Tout dépend de votre niveau d’imposition et de votre tranche marginale d’imposition. Plus vous payez d’impôts, plus le déficit foncier est intéressant. Si notre propriétaire s’était contenté du régime microfoncier, il aurait du déclarer des revenus globaux de 52.800 euros, ce qui correspond à un impôt de 10.660 euros (conf barème actuel et taux de CSG de 15,5%). Grâce au déficit foncier utilisé, il ne déclare plus que 39.300 euros. Il a ainsi économisé:(10.700 + 2.800 euros) X 30% (taux marginal d’imposition) + 2.800 euros X 15,5% (CSG sur les loyers imposables) = 4.484 euros d’impôts. A noter que des dépenses ont été engagées pour payer les travaux de l’appartement. Mais c’est un moyen d’optimiser le rendement de son investissement.

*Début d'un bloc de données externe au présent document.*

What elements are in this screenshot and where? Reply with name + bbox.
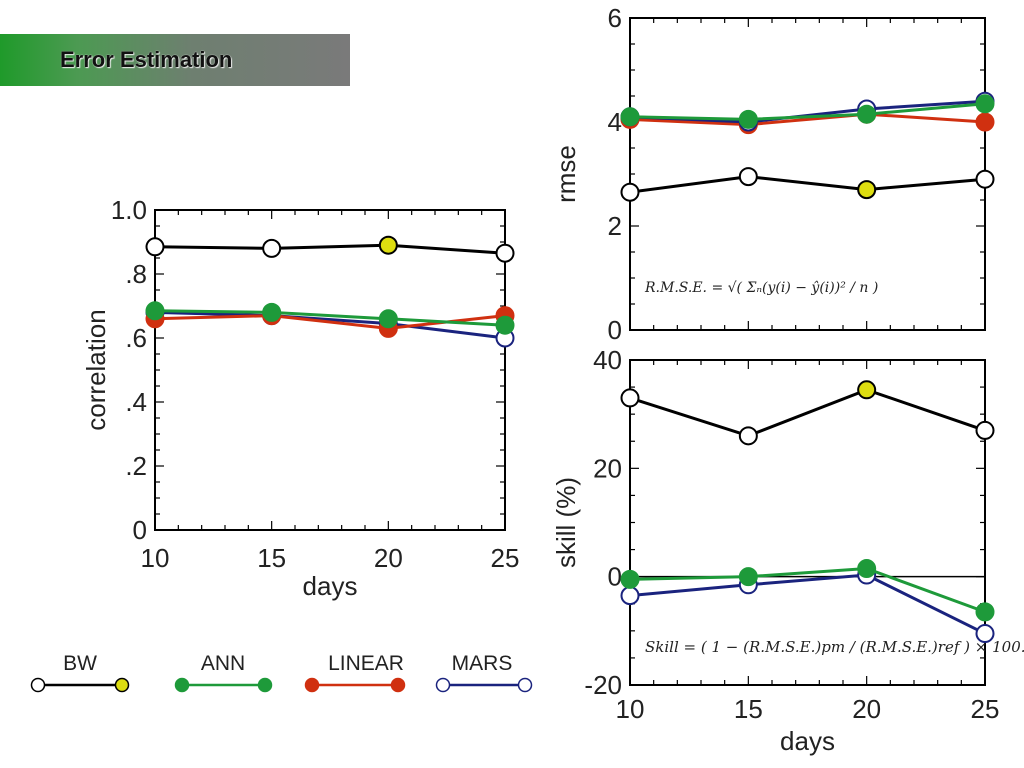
data-point-ann xyxy=(857,104,877,124)
legend: BW ANN LINEAR MARS xyxy=(30,652,533,693)
data-point-ann xyxy=(738,567,758,587)
legend-item-mars: MARS xyxy=(435,652,533,693)
x-tick-label: 25 xyxy=(971,694,1000,724)
series-line-bw xyxy=(629,388,986,438)
y-tick-label: 1.0 xyxy=(111,195,147,225)
data-point-bw xyxy=(620,388,640,408)
data-point-ann xyxy=(495,315,515,335)
x-axis-label: days xyxy=(780,726,835,756)
x-tick-label: 20 xyxy=(852,694,881,724)
x-tick-label: 15 xyxy=(257,543,286,573)
legend-marker xyxy=(174,677,190,693)
y-tick-label: .4 xyxy=(125,387,147,417)
y-tick-label: 4 xyxy=(608,107,622,137)
data-point-mars xyxy=(620,586,640,606)
data-point-mars xyxy=(975,624,995,644)
series-line-mars xyxy=(629,573,986,635)
y-axis-label: skill (%) xyxy=(551,477,581,568)
chart-panel-1: 0 .2 .4 .6 .8 1.0 10 15 20 25 days correlation xyxy=(81,195,519,601)
y-tick-label: .6 xyxy=(125,323,147,353)
data-point-bw xyxy=(262,238,282,258)
legend-item-bw: BW xyxy=(30,652,130,693)
legend-label: ANN xyxy=(201,652,245,675)
legend-label: LINEAR xyxy=(328,652,404,675)
series-ann xyxy=(145,301,515,335)
data-point-bw xyxy=(738,426,758,446)
data-point-bw xyxy=(857,180,877,200)
banner-title: Error Estimation xyxy=(60,47,233,72)
series-line-linear xyxy=(629,112,986,127)
data-point-ann xyxy=(145,301,165,321)
y-tick-label: 40 xyxy=(593,345,622,375)
y-tick-label: 20 xyxy=(593,453,622,483)
data-point-bw xyxy=(857,380,877,400)
data-point-ann xyxy=(975,94,995,114)
y-tick-label: -20 xyxy=(584,670,622,700)
series-line-bw xyxy=(629,175,986,194)
data-point-bw xyxy=(620,182,640,202)
series-line-ann xyxy=(629,567,986,614)
chart-panel-3: -20 0 20 40 10 15 20 25 days skill (%) Skill = ( 1… xyxy=(551,345,1024,756)
legend-label: MARS xyxy=(452,652,513,675)
x-tick-label: 15 xyxy=(734,694,763,724)
data-point-linear xyxy=(975,112,995,132)
series-line-mars xyxy=(154,310,506,340)
data-point-ann xyxy=(975,602,995,622)
y-tick-label: 2 xyxy=(608,211,622,241)
y-tick-label: 0 xyxy=(133,515,147,545)
series-mars xyxy=(620,91,995,132)
series-line-ann xyxy=(154,309,506,327)
y-tick-label: .2 xyxy=(125,451,147,481)
y-axis-label: rmse xyxy=(551,145,581,203)
series-line-bw xyxy=(154,243,506,255)
data-point-ann xyxy=(620,569,640,589)
x-tick-label: 10 xyxy=(616,694,645,724)
legend-marker xyxy=(304,677,320,693)
title-banner: Error Estimation xyxy=(0,34,350,86)
chart-panel-2: 0 2 4 6 rmse R.M.S.E. = √( Σₙ(y(i) − ŷ(i))² /… xyxy=(551,3,995,345)
data-point-bw xyxy=(975,420,995,440)
legend-marker xyxy=(435,677,451,693)
x-tick-label: 10 xyxy=(141,543,170,573)
series-bw xyxy=(145,235,515,263)
legend-marker xyxy=(30,677,46,693)
data-point-ann xyxy=(378,309,398,329)
data-point-bw xyxy=(145,237,165,257)
series-bw xyxy=(620,380,995,446)
y-tick-label: 0 xyxy=(608,315,622,345)
x-tick-label: 20 xyxy=(374,543,403,573)
data-point-ann xyxy=(620,107,640,127)
series-bw xyxy=(620,167,995,202)
x-tick-label: 25 xyxy=(491,543,520,573)
legend-marker xyxy=(517,677,533,693)
data-point-bw xyxy=(378,235,398,255)
data-point-ann xyxy=(738,109,758,129)
legend-marker xyxy=(257,677,273,693)
y-tick-label: 6 xyxy=(608,3,622,33)
data-point-ann xyxy=(857,559,877,579)
plot-frame xyxy=(154,209,506,531)
series-ann xyxy=(620,559,995,622)
plot-frame xyxy=(629,359,986,686)
series-ann xyxy=(620,94,995,129)
formula-annotation: R.M.S.E. = √( Σₙ(y(i) − ŷ(i))² / n ) xyxy=(644,279,878,296)
data-point-bw xyxy=(975,169,995,189)
legend-item-linear: LINEAR xyxy=(304,652,406,693)
y-tick-label: .8 xyxy=(125,259,147,289)
data-point-ann xyxy=(262,302,282,322)
legend-marker xyxy=(390,677,406,693)
series-line-ann xyxy=(629,102,986,121)
y-tick-label: 0 xyxy=(608,562,622,592)
data-point-bw xyxy=(738,167,758,187)
data-point-bw xyxy=(495,243,515,263)
legend-item-ann: ANN xyxy=(174,652,273,693)
legend-marker xyxy=(114,677,130,693)
x-axis-label: days xyxy=(303,571,358,601)
legend-label: BW xyxy=(63,652,97,675)
y-axis-label: correlation xyxy=(81,309,111,430)
formula-annotation: Skill = ( 1 − (R.M.S.E.)pm / (R.M.S.E.)r… xyxy=(645,638,1024,656)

5. Quelles sont les pièges à éviter ?

Le déficit foncier ne s’applique qu’aux immeubles à usage d’habitation. Il faut être attentif à deux choses. Lorsque l’administration réalise un redressement fiscal sur le déficit foncier, c’est principalement pour deux raisons :

  • Les travaux de construction, de reconstruction et d’agrandissement ne doivent pas être pris en compte pour le déficit foncier. 
  • Ensuite, il faut louer l’appartement jusqu’au 31 décembre pendant 3 années pleines sans interruption à partir de la déclaration de revenus. Dans le cas contraire, le déficit foncier ne peut s’appliquer et vous risquez un redressement fiscal sur plusieurs années.